RÉSUMÉ. Cette contribution montre combien la prédominance des Européens s'appuie sur la puissance navale, résultant elle-même d'une supériorité technique. La prédominance maritime aboutira finalement à déstabiliser et à causer l'effondrement de l'autorité du Grand Moghol. Elle met également l'accent sur l'importance de la VereenigdeOstindishe Compagnie (VOC), un élément par trop négligé et pourtant moteur de ce succès.
ABSTRACT. This article shows how the predominance of Europeans relies on naval power, resulting from technical superiority. The maritime predominance finally succeeds in destabilizing and provoking the collapse of the Grand Mughal authority. It puts the accent on the importance of the Dutch East India Company, an element rather overlooked even though it was a force of this success.

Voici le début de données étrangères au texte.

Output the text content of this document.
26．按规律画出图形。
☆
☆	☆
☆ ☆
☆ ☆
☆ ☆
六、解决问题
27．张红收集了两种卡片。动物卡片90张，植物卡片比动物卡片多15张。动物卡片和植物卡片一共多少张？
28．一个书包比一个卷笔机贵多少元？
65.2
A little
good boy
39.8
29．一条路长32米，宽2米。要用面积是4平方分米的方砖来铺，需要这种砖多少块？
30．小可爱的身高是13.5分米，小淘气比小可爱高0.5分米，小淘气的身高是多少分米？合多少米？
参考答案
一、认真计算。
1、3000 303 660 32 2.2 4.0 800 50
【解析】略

LES COMPAGNIES DE COMMERCE
Les grandes compagnies de commerce et de navigation apparaissent en Europe occidentale un siècle après l'ouverture des routes maritimes vers l'Amérique et l'Asie orientale. La première et la plus importante de ces compagnies est la VereenigdeOstindishe Compagnie (VOC) ou Compagnie réunie pour le commerce des Indes orientales, fondée en mars 1602 par les Etats-Généraux des Provinces- Unies. La VOC dispose du monopole des expéditions commerciales depuis les ports des Provinces-Unies vers les pays riverains de l'océan Indien et de la mer de Chine ; son privilège, que les Etats-Généraux s'engagent à faire respecter, commence à partir du franchissement du cap de Bonne-Espérance et s'étend jusqu'au détroit de Magellan. Elle est dotée d'un capital social de 6,5 millions de florins, somme considérable, partagée en 2 200 actions, dont la souscription est ouverte à tous les habitants des Provinces-Unies (du moins de ceux qui ont de grosses disponibilités) et même aux étrangers fixés dans le pays. Elle est associée avec deux autres institutions créées à la même époque : la Banque d'Amsterdam, qui gère ses fonds ; la Bourse, pour la négociation de ses actions.
La répartition de la propriété parmi un grand nombre d'actionnaires et l'importance du capital social qui en font la première société commerciale du monde constituent une nouveauté radicale dans l'Europe de l'époque. Pour les Etats-Généraux, il s'agit surtout de remédier aux difficultés rencontrées dans la poursuite du commerce avec l'Asie.